Indeed, the US argument for why Iran represents a nuclear weapons threat – that it holds 400kg of 60 percent enriched uranium – is based on an IAEA report from 2025, underscoring how the UN agency has far greater visibility into Iran’s nuclear program than the world has into Israel’s. Uranium needs to be enriched to levels higher than 90 percent to become weapons-grade. The removal of this 60 percent-enriched uranium has been one of the US’s key demands during talks with Iran.
While the US and Israel have targeted Iran’s nuclear facilities during the 12-day war in 2025 and the most recent strikes this year and claim to have destroyed a large part of them, this map shows what we know of the positions of Iran’s nuclear facilities up to this year:
What proof is there that Iran has the capacity to build nuclear weapons?
While Israel and the US have claimed for some time that Iran is close to building nuclear weapons, they have not offered any meaningful proof.
In fact, in March 2025, Tulsi Gabbard, the US director of national intelligence, testified to Congress that the US “continues to assess that Iran is not building a nuclear weapon and Supreme Leader Khamenei has not authorised the nuclear weapons programme he suspended in 2003.”
Iran has long maintained that it has no plans to build a nuclear weapon.

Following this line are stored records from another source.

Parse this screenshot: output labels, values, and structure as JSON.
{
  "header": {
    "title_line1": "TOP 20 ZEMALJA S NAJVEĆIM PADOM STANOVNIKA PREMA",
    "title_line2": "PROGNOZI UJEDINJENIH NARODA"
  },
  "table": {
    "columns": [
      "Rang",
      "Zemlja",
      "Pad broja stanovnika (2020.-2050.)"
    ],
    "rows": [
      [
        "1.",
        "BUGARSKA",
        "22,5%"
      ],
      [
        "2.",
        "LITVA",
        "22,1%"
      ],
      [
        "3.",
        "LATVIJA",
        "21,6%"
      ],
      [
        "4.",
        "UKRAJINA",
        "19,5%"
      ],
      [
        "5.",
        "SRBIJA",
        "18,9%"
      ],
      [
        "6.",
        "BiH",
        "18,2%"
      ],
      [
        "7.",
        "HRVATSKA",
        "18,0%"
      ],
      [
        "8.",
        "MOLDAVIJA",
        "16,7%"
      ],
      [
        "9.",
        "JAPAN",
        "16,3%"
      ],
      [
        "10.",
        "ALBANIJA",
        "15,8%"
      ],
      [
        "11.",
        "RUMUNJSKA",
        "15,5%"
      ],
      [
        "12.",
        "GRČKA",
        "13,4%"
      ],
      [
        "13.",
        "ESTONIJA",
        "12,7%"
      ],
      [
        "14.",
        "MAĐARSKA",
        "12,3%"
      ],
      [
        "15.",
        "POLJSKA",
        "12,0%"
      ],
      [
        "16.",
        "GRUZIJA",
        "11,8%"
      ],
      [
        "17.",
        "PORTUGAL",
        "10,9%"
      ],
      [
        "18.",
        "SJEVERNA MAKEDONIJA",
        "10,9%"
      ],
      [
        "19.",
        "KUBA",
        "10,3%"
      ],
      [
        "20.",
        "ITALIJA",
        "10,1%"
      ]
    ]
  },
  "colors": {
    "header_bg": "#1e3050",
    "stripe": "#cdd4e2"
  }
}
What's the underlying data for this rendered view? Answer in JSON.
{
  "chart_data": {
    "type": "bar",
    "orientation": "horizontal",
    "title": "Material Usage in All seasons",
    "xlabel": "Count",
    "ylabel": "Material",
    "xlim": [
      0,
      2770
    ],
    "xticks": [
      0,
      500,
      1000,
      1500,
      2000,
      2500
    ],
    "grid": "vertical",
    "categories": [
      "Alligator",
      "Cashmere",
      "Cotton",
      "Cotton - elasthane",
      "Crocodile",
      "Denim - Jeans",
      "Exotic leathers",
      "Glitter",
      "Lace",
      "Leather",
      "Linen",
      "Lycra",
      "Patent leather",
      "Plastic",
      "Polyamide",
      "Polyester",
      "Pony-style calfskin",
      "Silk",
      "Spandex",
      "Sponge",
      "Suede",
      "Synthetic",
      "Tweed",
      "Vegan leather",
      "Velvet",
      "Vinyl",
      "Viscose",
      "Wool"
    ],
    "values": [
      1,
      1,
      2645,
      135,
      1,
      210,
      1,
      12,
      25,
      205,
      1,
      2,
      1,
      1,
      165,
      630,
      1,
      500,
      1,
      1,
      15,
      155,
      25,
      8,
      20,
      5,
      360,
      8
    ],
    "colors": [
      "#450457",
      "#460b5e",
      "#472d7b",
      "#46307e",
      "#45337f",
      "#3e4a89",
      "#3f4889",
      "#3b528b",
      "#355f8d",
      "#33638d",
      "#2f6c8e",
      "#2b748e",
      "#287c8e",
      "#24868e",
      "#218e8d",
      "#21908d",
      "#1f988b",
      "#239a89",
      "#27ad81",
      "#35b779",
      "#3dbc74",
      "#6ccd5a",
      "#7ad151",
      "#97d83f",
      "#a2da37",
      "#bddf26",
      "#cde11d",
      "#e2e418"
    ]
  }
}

In 2003, then-Supreme Leader Ayatollah Ali Khamenei, who was killed in US-Israeli attacks on Tehran on February 28, publicly announced prohibiting the pursuit of such a weapon, saying it was against Islamic law.
After the US and Israel launched their latest war on Iran on February 28, Gabbard, in a new testimony before Congress, said the US intelligence community did not believe that Iran had resumed its nuclear program after the bombings of June 2025.
Are different standards being applied to Israel and Iran over nuclear weapons?
Palestinian analyst Ahmed Najar is one of many experts who say there is “clearly a double standard” in how Israel’s nuclear program is treated compared with Iran’s, arguing that politics rather than international norms drives this.
In his view, Israel has been granted an exemption from the global non-proliferation regime because of its role as a Western-aligned power in the Middle East, while Iran’s status as a perceived “foe” invites maximum pressure.
“In that sense, international norms are applied selectively – rigorously enforced in some cases, and quietly set aside in others.”
Beyond the political double standard, Najar argues that Israel’s long-standing policy of “nuclear ambiguity” raises deeper concerns about transparency amid the “opacity of Israel’s nuclear doctrine itself.”
“There is ambiguity not only around capability, but around thresholds for use – and that exists without the accountability mechanisms applied elsewhere,” he added.
Najar said he is pessimistic about the prospects of any change to this approach without a “broader transformation” of international politics and power dynamics.
“As long as strategic interests take precedence over consistent application of international law, Israel’s nuclear posture is likely to remain largely shielded from scrutiny,” he concluded.